Bernie Sanders
Sen. Bernie Sanders speaks to the media outside his campaign headquarters in Washington, June 14, 2016. Mark Wilson/Getty Images

During his unorthodox Republican presidential campaign, Donald Trump at times touted his support for longtime progressive causes, promising to reform trade deals, invest in infrastructure, reinstate a key Depression-era financial regulation and combat political corruption. Now, some of Trump’s harshest progressive critics are offering their support for the president-elect on the issues on which they seem to agree.

In a speech at the nation’s largest labor federation, Massachusetts Democratic Sen. Elizabeth Warren said Americans are right to be angry that “Washington dithers and spins and does the backstroke in an ocean of money, while the American Dream moves further and further out of reach for too many families.” She credited Trump for spotlighting the problem.
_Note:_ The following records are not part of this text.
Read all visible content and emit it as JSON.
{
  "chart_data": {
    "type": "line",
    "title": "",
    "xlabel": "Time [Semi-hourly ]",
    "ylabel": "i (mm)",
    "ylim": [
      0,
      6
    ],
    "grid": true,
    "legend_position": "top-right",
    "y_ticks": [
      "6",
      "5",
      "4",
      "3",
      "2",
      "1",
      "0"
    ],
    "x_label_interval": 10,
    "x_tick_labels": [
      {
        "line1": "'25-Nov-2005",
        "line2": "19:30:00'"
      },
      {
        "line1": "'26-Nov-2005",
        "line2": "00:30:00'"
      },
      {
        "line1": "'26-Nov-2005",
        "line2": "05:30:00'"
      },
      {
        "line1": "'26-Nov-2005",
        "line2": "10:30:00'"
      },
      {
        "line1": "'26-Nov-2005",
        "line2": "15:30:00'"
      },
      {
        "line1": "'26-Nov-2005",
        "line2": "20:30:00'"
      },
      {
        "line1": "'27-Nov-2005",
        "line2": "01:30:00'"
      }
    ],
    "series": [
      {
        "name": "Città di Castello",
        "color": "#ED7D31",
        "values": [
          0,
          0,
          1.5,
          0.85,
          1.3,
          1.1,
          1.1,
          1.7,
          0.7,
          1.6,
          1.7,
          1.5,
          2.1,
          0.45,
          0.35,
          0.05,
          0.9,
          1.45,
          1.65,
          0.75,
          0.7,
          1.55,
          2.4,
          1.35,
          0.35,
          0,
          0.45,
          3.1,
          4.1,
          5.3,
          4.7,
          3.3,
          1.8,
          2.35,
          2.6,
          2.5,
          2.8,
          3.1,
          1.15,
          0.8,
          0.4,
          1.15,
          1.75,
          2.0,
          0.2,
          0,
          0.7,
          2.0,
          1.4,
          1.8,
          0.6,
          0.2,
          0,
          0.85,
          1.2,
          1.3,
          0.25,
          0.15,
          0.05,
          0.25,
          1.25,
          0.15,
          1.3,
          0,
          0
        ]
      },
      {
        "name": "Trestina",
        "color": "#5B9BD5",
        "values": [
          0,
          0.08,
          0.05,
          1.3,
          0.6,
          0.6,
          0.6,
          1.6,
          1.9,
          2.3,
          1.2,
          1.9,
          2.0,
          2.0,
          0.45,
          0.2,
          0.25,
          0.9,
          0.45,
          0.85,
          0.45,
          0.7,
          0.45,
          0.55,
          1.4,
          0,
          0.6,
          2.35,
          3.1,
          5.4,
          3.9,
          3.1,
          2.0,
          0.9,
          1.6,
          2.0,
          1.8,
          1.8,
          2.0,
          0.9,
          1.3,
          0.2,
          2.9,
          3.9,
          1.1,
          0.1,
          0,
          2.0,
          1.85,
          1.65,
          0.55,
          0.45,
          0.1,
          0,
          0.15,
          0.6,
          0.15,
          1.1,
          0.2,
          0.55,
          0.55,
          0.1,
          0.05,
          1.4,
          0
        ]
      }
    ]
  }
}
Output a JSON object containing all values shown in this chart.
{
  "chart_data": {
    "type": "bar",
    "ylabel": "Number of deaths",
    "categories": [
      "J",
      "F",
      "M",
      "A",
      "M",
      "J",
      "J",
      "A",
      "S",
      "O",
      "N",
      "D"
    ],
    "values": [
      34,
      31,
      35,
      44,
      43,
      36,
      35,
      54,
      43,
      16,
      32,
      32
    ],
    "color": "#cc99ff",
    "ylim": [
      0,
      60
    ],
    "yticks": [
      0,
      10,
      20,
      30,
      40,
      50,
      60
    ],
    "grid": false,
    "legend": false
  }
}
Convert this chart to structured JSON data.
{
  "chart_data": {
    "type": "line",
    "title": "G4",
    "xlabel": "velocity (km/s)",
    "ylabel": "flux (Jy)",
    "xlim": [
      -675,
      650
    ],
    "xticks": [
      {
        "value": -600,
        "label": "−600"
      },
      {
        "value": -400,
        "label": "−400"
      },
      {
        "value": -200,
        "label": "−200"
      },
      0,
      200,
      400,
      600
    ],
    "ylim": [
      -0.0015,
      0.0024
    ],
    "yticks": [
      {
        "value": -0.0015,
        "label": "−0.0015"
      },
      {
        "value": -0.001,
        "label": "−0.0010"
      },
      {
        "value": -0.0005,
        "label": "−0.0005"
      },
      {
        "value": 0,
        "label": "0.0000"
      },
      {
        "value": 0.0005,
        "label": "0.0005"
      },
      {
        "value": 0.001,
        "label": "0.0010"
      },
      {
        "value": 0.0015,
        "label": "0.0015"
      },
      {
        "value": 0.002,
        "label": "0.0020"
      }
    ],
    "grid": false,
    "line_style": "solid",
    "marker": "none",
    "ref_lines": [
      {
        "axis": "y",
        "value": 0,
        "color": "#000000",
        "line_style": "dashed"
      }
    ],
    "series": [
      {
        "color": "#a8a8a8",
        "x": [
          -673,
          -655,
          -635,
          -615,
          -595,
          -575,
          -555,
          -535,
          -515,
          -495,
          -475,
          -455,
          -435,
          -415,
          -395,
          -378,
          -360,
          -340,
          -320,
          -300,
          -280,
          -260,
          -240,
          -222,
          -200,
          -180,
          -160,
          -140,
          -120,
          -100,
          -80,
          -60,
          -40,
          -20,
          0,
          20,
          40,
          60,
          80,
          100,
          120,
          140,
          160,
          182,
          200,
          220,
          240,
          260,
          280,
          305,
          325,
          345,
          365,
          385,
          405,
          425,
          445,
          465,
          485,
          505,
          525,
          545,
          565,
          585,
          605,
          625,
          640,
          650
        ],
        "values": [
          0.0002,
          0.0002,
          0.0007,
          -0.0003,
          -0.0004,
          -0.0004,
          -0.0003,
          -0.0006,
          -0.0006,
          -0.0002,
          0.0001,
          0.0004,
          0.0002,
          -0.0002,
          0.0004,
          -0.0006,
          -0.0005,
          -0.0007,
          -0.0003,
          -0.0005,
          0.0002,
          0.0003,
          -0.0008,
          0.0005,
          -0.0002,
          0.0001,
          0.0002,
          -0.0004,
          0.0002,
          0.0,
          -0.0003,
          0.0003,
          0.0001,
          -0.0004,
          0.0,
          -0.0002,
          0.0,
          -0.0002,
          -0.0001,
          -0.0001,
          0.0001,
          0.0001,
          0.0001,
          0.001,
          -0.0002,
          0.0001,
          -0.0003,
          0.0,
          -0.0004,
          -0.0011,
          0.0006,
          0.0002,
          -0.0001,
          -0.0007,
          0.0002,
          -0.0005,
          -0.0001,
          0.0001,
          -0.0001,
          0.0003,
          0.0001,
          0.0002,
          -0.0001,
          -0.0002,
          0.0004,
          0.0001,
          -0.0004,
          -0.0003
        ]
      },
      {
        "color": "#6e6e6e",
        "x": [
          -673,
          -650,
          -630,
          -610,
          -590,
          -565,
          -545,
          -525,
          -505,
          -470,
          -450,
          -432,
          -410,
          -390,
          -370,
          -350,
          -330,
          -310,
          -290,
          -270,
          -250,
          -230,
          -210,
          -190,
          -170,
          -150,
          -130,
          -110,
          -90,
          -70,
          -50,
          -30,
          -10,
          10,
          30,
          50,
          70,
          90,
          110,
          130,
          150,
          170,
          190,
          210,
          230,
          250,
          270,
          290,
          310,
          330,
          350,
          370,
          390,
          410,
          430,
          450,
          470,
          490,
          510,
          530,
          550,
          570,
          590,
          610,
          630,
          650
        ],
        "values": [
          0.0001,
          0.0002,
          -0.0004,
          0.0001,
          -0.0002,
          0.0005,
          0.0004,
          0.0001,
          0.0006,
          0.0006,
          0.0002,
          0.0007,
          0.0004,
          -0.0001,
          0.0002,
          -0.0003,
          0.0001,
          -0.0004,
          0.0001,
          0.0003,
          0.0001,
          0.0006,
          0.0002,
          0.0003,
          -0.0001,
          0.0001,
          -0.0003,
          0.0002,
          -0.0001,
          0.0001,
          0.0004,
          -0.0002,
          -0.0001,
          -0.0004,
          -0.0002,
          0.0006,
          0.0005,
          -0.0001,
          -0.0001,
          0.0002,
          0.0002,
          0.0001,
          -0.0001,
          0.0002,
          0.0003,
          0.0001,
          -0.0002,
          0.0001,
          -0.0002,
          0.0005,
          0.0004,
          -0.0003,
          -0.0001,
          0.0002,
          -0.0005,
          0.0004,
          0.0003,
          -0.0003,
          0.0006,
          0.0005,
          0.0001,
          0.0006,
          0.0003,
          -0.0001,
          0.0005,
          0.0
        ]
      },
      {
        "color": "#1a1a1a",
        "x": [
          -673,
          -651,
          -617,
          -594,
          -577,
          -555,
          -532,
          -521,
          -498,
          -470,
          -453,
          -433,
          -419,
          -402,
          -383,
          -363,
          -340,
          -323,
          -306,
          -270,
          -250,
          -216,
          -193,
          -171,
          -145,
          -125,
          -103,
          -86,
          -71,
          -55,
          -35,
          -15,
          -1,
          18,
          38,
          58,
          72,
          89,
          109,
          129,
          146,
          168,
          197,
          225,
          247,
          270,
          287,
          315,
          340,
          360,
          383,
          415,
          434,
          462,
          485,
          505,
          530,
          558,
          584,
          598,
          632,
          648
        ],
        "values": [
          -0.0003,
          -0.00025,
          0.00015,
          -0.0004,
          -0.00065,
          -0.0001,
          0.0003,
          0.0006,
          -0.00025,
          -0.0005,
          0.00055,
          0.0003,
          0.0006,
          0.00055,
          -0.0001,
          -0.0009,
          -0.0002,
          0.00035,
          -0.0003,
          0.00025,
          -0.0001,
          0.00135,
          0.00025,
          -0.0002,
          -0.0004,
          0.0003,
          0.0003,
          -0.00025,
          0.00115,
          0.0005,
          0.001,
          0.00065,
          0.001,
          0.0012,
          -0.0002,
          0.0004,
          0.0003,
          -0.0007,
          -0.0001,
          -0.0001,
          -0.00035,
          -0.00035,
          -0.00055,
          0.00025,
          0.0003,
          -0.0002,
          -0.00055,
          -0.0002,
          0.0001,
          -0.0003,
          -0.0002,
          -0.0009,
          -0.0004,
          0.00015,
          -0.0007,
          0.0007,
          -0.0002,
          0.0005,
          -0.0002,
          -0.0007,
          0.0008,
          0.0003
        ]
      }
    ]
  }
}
“President-Elect Trump spoke to these issues. Republican elites hated him for it. But he didn't care,” she told the AFL-CIO. “So let me be 100 percent clear about this. When President-Elect Trump wants to take on these issues, when his goal is to increase the economic security of middle class families, then count me in. I will put aside our differences and I will work with him to accomplish that goal. I offer to work as hard as I can and to pull as many people as I can into this effort. If Trump is ready to go on rebuilding economic security for millions of Americans, so am I and so are a lot of other people-Democrats and Republicans.”

Sen. Bernie Sanders, the Vermont independent who challenged Hillary Clinton for the Democratic nomination, expressed a similar sentiment.

“Trump tapped into the anger of a declining middle class that is sick and tired of establishment economics, establishment politics and the establishment media,” he said in a press release. “To the degree that Mr. Trump is serious about pursuing policies that improve the lives of working families in this country, I and other progressives are prepared to work with him.”

With Democrats locked out of power in Washington and in most states, Warren and Sanders have emerged as two of the most prominent leaders of a party in disarray. For months, they had been campaigning across the country against Trump on Clinton's behalf. And while after the election they offered conditional support to Trump, they also pledged to fight him on issues like immigration, civil liberties and climate change.

“To the degree that [Trump] pursues racist, sexist, xenophobic and anti-environment policies, we will vigorously oppose him,” Sanders said.

“Donald Trump ran a campaign that started with racial attacks and then rode the escalator down,” said Warren. “He encouraged a toxic stew of hatred and fear. He attacked millions of Americans. And he regularly made statements that undermined core values of our democracy... That marks Democrats' first job in this new era: We will stand up to bigotry. There is no compromise here. In all its forms, we will fight back against attacks on Latinos, African Americans, women, Muslims, immigrants, disabled Americans-on anyone. Whether Donald Trump sits in a glass tower or sits in the White House, we will not give an inch on this, not now, not ever.”